Stingray Digital cries foul on CRTC’s proposed skinny basic

Company head Eric Boyko told the regulator during Thursday's Let's Talk TV hearing that its Galaxy audio service could sink if the new proposed package goes through.

Music services provider Stingray Digital on Thursday told the CRTC that its Galaxy offering will be unable to swim in the Canadian TV market, and may likely sink, if it’s left out of any mandated basic cable package to emerge from its Let’s Talk TV hearing.

“It would be sad indeed if Galaxy…became a collateral victim of this new regulatory framework,” Stingray president and CEO Eric Boyko told the CRTC panel.

Galaxy doesn’t have mandatory carriage now, but the digital audio and music service is available to Canadian cable and satellite TV subscribers on a free, on-demand basis via carriage deals negotiated with major carriers.

As with other Canadian specialty services, the Galaxy business model hinges on wide distribution, Stingray told the CRTC.

As an independent supplier of audio content, unaffiliated with a major carrier, Galaxy needs to be packaged with TV channels as part of a basic cable service to continue in business.

So Stingray asked the CRTC for a directive to compel carriers to continue offering the Galaxy service for the duration of current carriage agreements, mostly to run to 2022, if it is left out of any so-called skinny basic cable package.

That scenario is likely as the major carriers during the current Let’s Talk TV hearing have gotten behind a smaller basic cable package with only Canadian services, rather than a larger basic cable package being considered by the CRTC that would be price-capped.

If carriers decided against carrying Galaxy, the audio service would not last long as an a la carte offering, Boyko told the CRTC commissioners.

He pointed to The Netherlands where the music and music video service was offered for $6 a month.
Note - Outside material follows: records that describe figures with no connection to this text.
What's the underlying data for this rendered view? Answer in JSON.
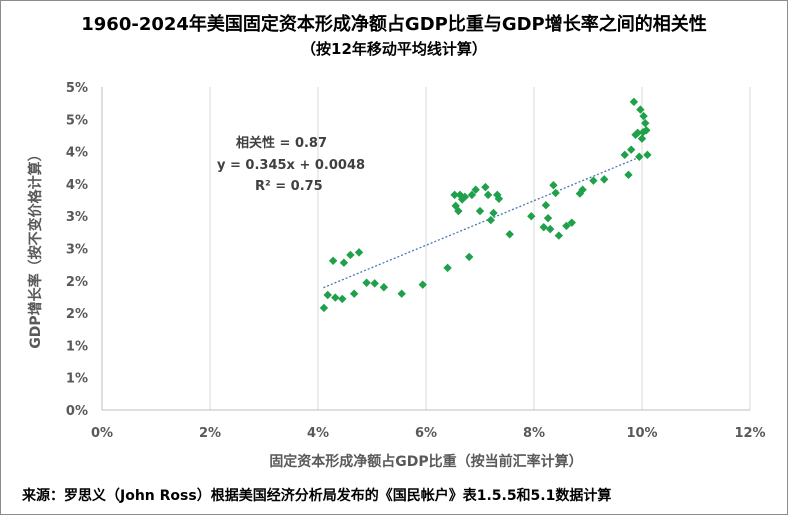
{
  "chart_data": {
    "type": "scatter",
    "title": "1960-2024年美国固定资本形成净额占GDP比重与GDP增长率之间的相关性",
    "subtitle": "（按12年移动平均线计算）",
    "xlabel": "固定资本形成净额占GDP比重（按当前汇率计算）",
    "ylabel": "GDP增长率（按不变价格计算）",
    "xlim": [
      0,
      0.12
    ],
    "ylim": [
      0,
      0.05
    ],
    "x_ticks": [
      0,
      0.02,
      0.04,
      0.06,
      0.08,
      0.1,
      0.12
    ],
    "x_tick_labels": [
      "0%",
      "2%",
      "4%",
      "6%",
      "8%",
      "10%",
      "12%"
    ],
    "y_ticks": [
      0,
      0.005,
      0.01,
      0.015,
      0.02,
      0.025,
      0.03,
      0.035,
      0.04,
      0.045,
      0.05
    ],
    "y_tick_labels": [
      "0%",
      "1%",
      "1%",
      "2%",
      "2%",
      "3%",
      "3%",
      "4%",
      "4%",
      "5%",
      "5%"
    ],
    "grid": {
      "vertical": true,
      "horizontal": false
    },
    "marker_color": "#1fa04a",
    "trendline_color": "#4a78b5",
    "annotations": [
      "相关性 = 0.87",
      "y = 0.345x + 0.0048",
      "R² = 0.75"
    ],
    "trendline": {
      "slope": 0.345,
      "intercept": 0.0048,
      "x_range": [
        0.041,
        0.1
      ]
    },
    "points": [
      [
        0.0411,
        0.0158
      ],
      [
        0.0418,
        0.0178
      ],
      [
        0.0428,
        0.0231
      ],
      [
        0.0432,
        0.0174
      ],
      [
        0.0445,
        0.0172
      ],
      [
        0.0448,
        0.0228
      ],
      [
        0.046,
        0.024
      ],
      [
        0.0467,
        0.018
      ],
      [
        0.0476,
        0.0244
      ],
      [
        0.049,
        0.0197
      ],
      [
        0.0505,
        0.0196
      ],
      [
        0.0522,
        0.019
      ],
      [
        0.0555,
        0.018
      ],
      [
        0.0594,
        0.0194
      ],
      [
        0.064,
        0.022
      ],
      [
        0.0653,
        0.0333
      ],
      [
        0.0655,
        0.0316
      ],
      [
        0.066,
        0.0308
      ],
      [
        0.0663,
        0.0333
      ],
      [
        0.0667,
        0.0326
      ],
      [
        0.0672,
        0.033
      ],
      [
        0.068,
        0.0237
      ],
      [
        0.0685,
        0.0333
      ],
      [
        0.0692,
        0.0341
      ],
      [
        0.07,
        0.0308
      ],
      [
        0.071,
        0.0345
      ],
      [
        0.0715,
        0.0333
      ],
      [
        0.072,
        0.0294
      ],
      [
        0.0725,
        0.0305
      ],
      [
        0.0732,
        0.0333
      ],
      [
        0.0735,
        0.0327
      ],
      [
        0.0755,
        0.0272
      ],
      [
        0.0795,
        0.03
      ],
      [
        0.0818,
        0.0283
      ],
      [
        0.0822,
        0.0317
      ],
      [
        0.0826,
        0.0297
      ],
      [
        0.083,
        0.028
      ],
      [
        0.0836,
        0.0348
      ],
      [
        0.084,
        0.0336
      ],
      [
        0.0846,
        0.027
      ],
      [
        0.086,
        0.0285
      ],
      [
        0.087,
        0.029
      ],
      [
        0.0885,
        0.0335
      ],
      [
        0.089,
        0.0341
      ],
      [
        0.091,
        0.0355
      ],
      [
        0.093,
        0.0357
      ],
      [
        0.0968,
        0.0395
      ],
      [
        0.0975,
        0.0364
      ],
      [
        0.098,
        0.0403
      ],
      [
        0.0985,
        0.0477
      ],
      [
        0.0988,
        0.0426
      ],
      [
        0.0992,
        0.0429
      ],
      [
        0.0995,
        0.0392
      ],
      [
        0.0997,
        0.0465
      ],
      [
        0.1,
        0.042
      ],
      [
        0.1002,
        0.043
      ],
      [
        0.1003,
        0.0455
      ],
      [
        0.1006,
        0.0444
      ],
      [
        0.1008,
        0.0433
      ],
      [
        0.101,
        0.0395
      ]
    ]
  },
  "source_note": "来源：罗思义（John Ross）根据美国经济分析局发布的《国民帐户》表1.5.5和5.1数据计算"
}
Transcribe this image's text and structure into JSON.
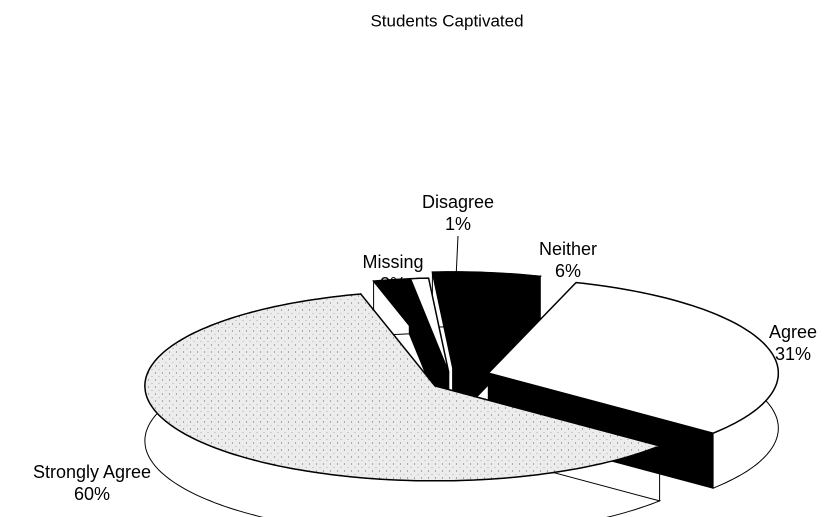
{
  "chart_data": {
    "type": "pie",
    "title": "Students Captivated",
    "categories": [
      "Neither",
      "Agree",
      "Strongly Agree",
      "Missing",
      "Disagree"
    ],
    "values": [
      6,
      31,
      60,
      2,
      1
    ],
    "value_labels": [
      "6%",
      "31%",
      "60%",
      "2%",
      "1%"
    ],
    "colors": [
      "#000000",
      "#ffffff",
      "#e6e6e6",
      "#000000",
      "#ffffff"
    ],
    "three_d": true
  }
}
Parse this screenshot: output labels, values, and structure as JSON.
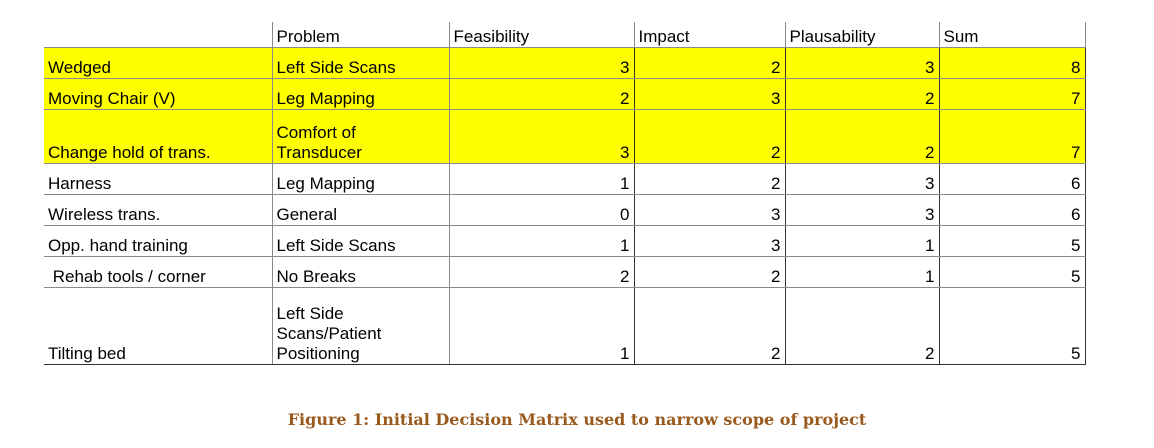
{
  "table": {
    "columns": [
      "",
      "Problem",
      "Feasibility",
      "Impact",
      "Plausability",
      "Sum"
    ],
    "rows": [
      {
        "name": "Wedged",
        "problem": "Left Side Scans",
        "feasibility": "3",
        "impact": "2",
        "plausability": "3",
        "sum": "8",
        "highlight": true
      },
      {
        "name": "Moving Chair (V)",
        "problem": "Leg Mapping",
        "feasibility": "2",
        "impact": "3",
        "plausability": "2",
        "sum": "7",
        "highlight": true
      },
      {
        "name": "Change hold of trans.",
        "problem": "Comfort of Transducer",
        "feasibility": "3",
        "impact": "2",
        "plausability": "2",
        "sum": "7",
        "highlight": true
      },
      {
        "name": "Harness",
        "problem": "Leg Mapping",
        "feasibility": "1",
        "impact": "2",
        "plausability": "3",
        "sum": "6",
        "highlight": false
      },
      {
        "name": "Wireless trans.",
        "problem": "General",
        "feasibility": "0",
        "impact": "3",
        "plausability": "3",
        "sum": "6",
        "highlight": false
      },
      {
        "name": "Opp. hand training",
        "problem": "Left Side Scans",
        "feasibility": "1",
        "impact": "3",
        "plausability": "1",
        "sum": "5",
        "highlight": false
      },
      {
        "name": " Rehab tools / corner",
        "problem": "No Breaks",
        "feasibility": "2",
        "impact": "2",
        "plausability": "1",
        "sum": "5",
        "highlight": false
      },
      {
        "name": "Tilting bed",
        "problem": "Left Side Scans/Patient Positioning",
        "feasibility": "1",
        "impact": "2",
        "plausability": "2",
        "sum": "5",
        "highlight": false
      }
    ],
    "highlight_color": "#ffff00"
  },
  "caption": "Figure 1: Initial Decision Matrix used to narrow scope of project"
}
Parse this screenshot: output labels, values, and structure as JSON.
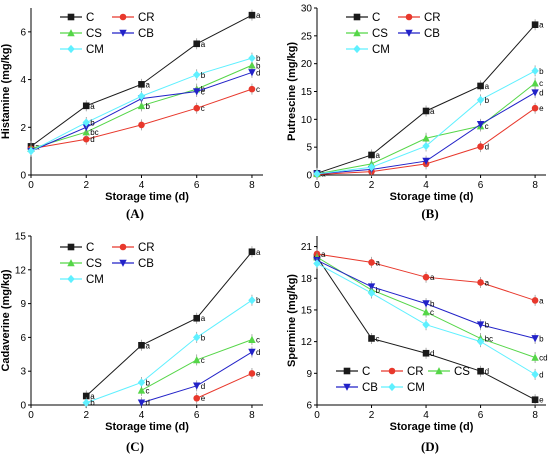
{
  "colors": {
    "C": "#1a1a1a",
    "CR": "#e8382c",
    "CS": "#55d648",
    "CB": "#2222c8",
    "CM": "#5ff0ff",
    "errbar": "#888888"
  },
  "chart_data": [
    {
      "type": "line",
      "panel_label": "(A)",
      "xlabel": "Storage time (d)",
      "ylabel": "Histamine (mg/kg)",
      "x": [
        0,
        2,
        4,
        6,
        8
      ],
      "xlim": [
        0,
        8.4
      ],
      "ylim": [
        0,
        7
      ],
      "xticks": [
        "0",
        "2",
        "4",
        "6",
        "8"
      ],
      "yticks": [
        "0",
        "2",
        "4",
        "6"
      ],
      "legend_position": "top-left",
      "series": [
        {
          "name": "C",
          "marker": "square",
          "values": [
            1.2,
            2.9,
            3.8,
            5.5,
            6.7
          ],
          "letters": [
            "a",
            "a",
            "a",
            "a",
            "a"
          ]
        },
        {
          "name": "CR",
          "marker": "circle",
          "values": [
            1.1,
            1.5,
            2.1,
            2.8,
            3.6
          ],
          "letters": [
            "",
            "d",
            "",
            "c",
            "c"
          ]
        },
        {
          "name": "CS",
          "marker": "triangle-up",
          "values": [
            1.1,
            1.8,
            2.9,
            3.6,
            4.6
          ],
          "letters": [
            "",
            "bc",
            "b",
            "b",
            "b"
          ]
        },
        {
          "name": "CB",
          "marker": "triangle-down",
          "values": [
            1.0,
            2.0,
            3.2,
            3.5,
            4.3
          ],
          "letters": [
            "",
            "",
            "",
            "c",
            "d"
          ]
        },
        {
          "name": "CM",
          "marker": "diamond",
          "values": [
            1.0,
            2.2,
            3.3,
            4.2,
            4.9
          ],
          "letters": [
            "",
            "b",
            "",
            "b",
            "b"
          ]
        }
      ]
    },
    {
      "type": "line",
      "panel_label": "(B)",
      "xlabel": "Storage time (d)",
      "ylabel": "Putrescine (mg/kg)",
      "x": [
        0,
        2,
        4,
        6,
        8
      ],
      "xlim": [
        0,
        8.4
      ],
      "ylim": [
        0,
        30
      ],
      "xticks": [
        "0",
        "2",
        "4",
        "6",
        "8"
      ],
      "yticks": [
        "0",
        "5",
        "10",
        "15",
        "20",
        "25",
        "30"
      ],
      "legend_position": "top-left",
      "series": [
        {
          "name": "C",
          "marker": "square",
          "values": [
            0.3,
            3.6,
            11.5,
            16.0,
            27.0
          ],
          "letters": [
            "a",
            "a",
            "a",
            "a",
            "a"
          ]
        },
        {
          "name": "CR",
          "marker": "circle",
          "values": [
            0.1,
            0.6,
            2.0,
            5.1,
            12.0
          ],
          "letters": [
            "",
            "",
            "",
            "d",
            "e"
          ]
        },
        {
          "name": "CS",
          "marker": "triangle-up",
          "values": [
            0.2,
            2.0,
            6.6,
            8.8,
            16.5
          ],
          "letters": [
            "",
            "",
            "",
            "c",
            "c"
          ]
        },
        {
          "name": "CB",
          "marker": "triangle-down",
          "values": [
            0.2,
            1.0,
            2.5,
            9.1,
            14.8
          ],
          "letters": [
            "",
            "",
            "",
            "",
            "d"
          ]
        },
        {
          "name": "CM",
          "marker": "diamond",
          "values": [
            0.2,
            1.4,
            5.2,
            13.5,
            18.7
          ],
          "letters": [
            "",
            "",
            "",
            "b",
            "b"
          ]
        }
      ]
    },
    {
      "type": "line",
      "panel_label": "(C)",
      "xlabel": "Storage time (d)",
      "ylabel": "Cadaverine (mg/kg)",
      "x": [
        0,
        2,
        4,
        6,
        8
      ],
      "xlim": [
        0,
        8.4
      ],
      "ylim": [
        0,
        15
      ],
      "xticks": [
        "0",
        "2",
        "4",
        "6",
        "8"
      ],
      "yticks": [
        "0",
        "3",
        "6",
        "9",
        "12",
        "15"
      ],
      "legend_position": "top-left",
      "series": [
        {
          "name": "C",
          "marker": "square",
          "x": [
            2,
            4,
            6,
            8
          ],
          "values": [
            0.8,
            5.3,
            7.7,
            13.6
          ],
          "letters": [
            "a",
            "a",
            "a",
            "a"
          ]
        },
        {
          "name": "CR",
          "marker": "circle",
          "x": [
            6,
            8
          ],
          "values": [
            0.6,
            2.8
          ],
          "letters": [
            "e",
            "e"
          ]
        },
        {
          "name": "CS",
          "marker": "triangle-up",
          "x": [
            4,
            6,
            8
          ],
          "values": [
            1.3,
            4.0,
            5.8
          ],
          "letters": [
            "c",
            "c",
            "c"
          ]
        },
        {
          "name": "CB",
          "marker": "triangle-down",
          "x": [
            4,
            6,
            8
          ],
          "values": [
            0.2,
            1.7,
            4.7
          ],
          "letters": [
            "d",
            "d",
            "d"
          ]
        },
        {
          "name": "CM",
          "marker": "diamond",
          "x": [
            2,
            4,
            6,
            8
          ],
          "values": [
            0.2,
            2.0,
            6.0,
            9.3
          ],
          "letters": [
            "b",
            "b",
            "b",
            "b"
          ]
        }
      ]
    },
    {
      "type": "line",
      "panel_label": "(D)",
      "xlabel": "Storage time (d)",
      "ylabel": "Spermine (mg/kg)",
      "x": [
        0,
        2,
        4,
        6,
        8
      ],
      "xlim": [
        0,
        8.4
      ],
      "ylim": [
        6,
        22
      ],
      "xticks": [
        "0",
        "2",
        "4",
        "6",
        "8"
      ],
      "yticks": [
        "6",
        "9",
        "12",
        "15",
        "18",
        "21"
      ],
      "legend_position": "bottom-left",
      "series": [
        {
          "name": "C",
          "marker": "square",
          "values": [
            20.0,
            12.3,
            10.9,
            9.2,
            6.5
          ],
          "letters": [
            "",
            "c",
            "d",
            "d",
            "e"
          ]
        },
        {
          "name": "CR",
          "marker": "circle",
          "values": [
            20.3,
            19.5,
            18.1,
            17.6,
            15.9
          ],
          "letters": [
            "a",
            "a",
            "a",
            "a",
            "a"
          ]
        },
        {
          "name": "CS",
          "marker": "triangle-up",
          "values": [
            20.0,
            16.9,
            14.8,
            12.3,
            10.5
          ],
          "letters": [
            "",
            "b",
            "c",
            "bc",
            "cd"
          ]
        },
        {
          "name": "CB",
          "marker": "triangle-down",
          "values": [
            19.7,
            17.2,
            15.6,
            13.6,
            12.3
          ],
          "letters": [
            "",
            "",
            "b",
            "b",
            "b"
          ]
        },
        {
          "name": "CM",
          "marker": "diamond",
          "values": [
            19.4,
            16.6,
            13.6,
            12.0,
            8.9
          ],
          "letters": [
            "",
            "",
            "",
            "",
            "d"
          ]
        }
      ]
    }
  ]
}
After a six-month free preview period, less than 1% of previous subscribers kept the pay audio service.

Stingray would also be in hot water with its bankers as it has leveraged current carriage agreements to finance international acquisitions to amortize its fixed costs and grow overseas.

Boyko said debt holders would be impacted if the Galaxy service lost Canadian subscription revenue by being excluded from bundled cable and satellite TV packages as part of any CRTC introduction of a basic cable package.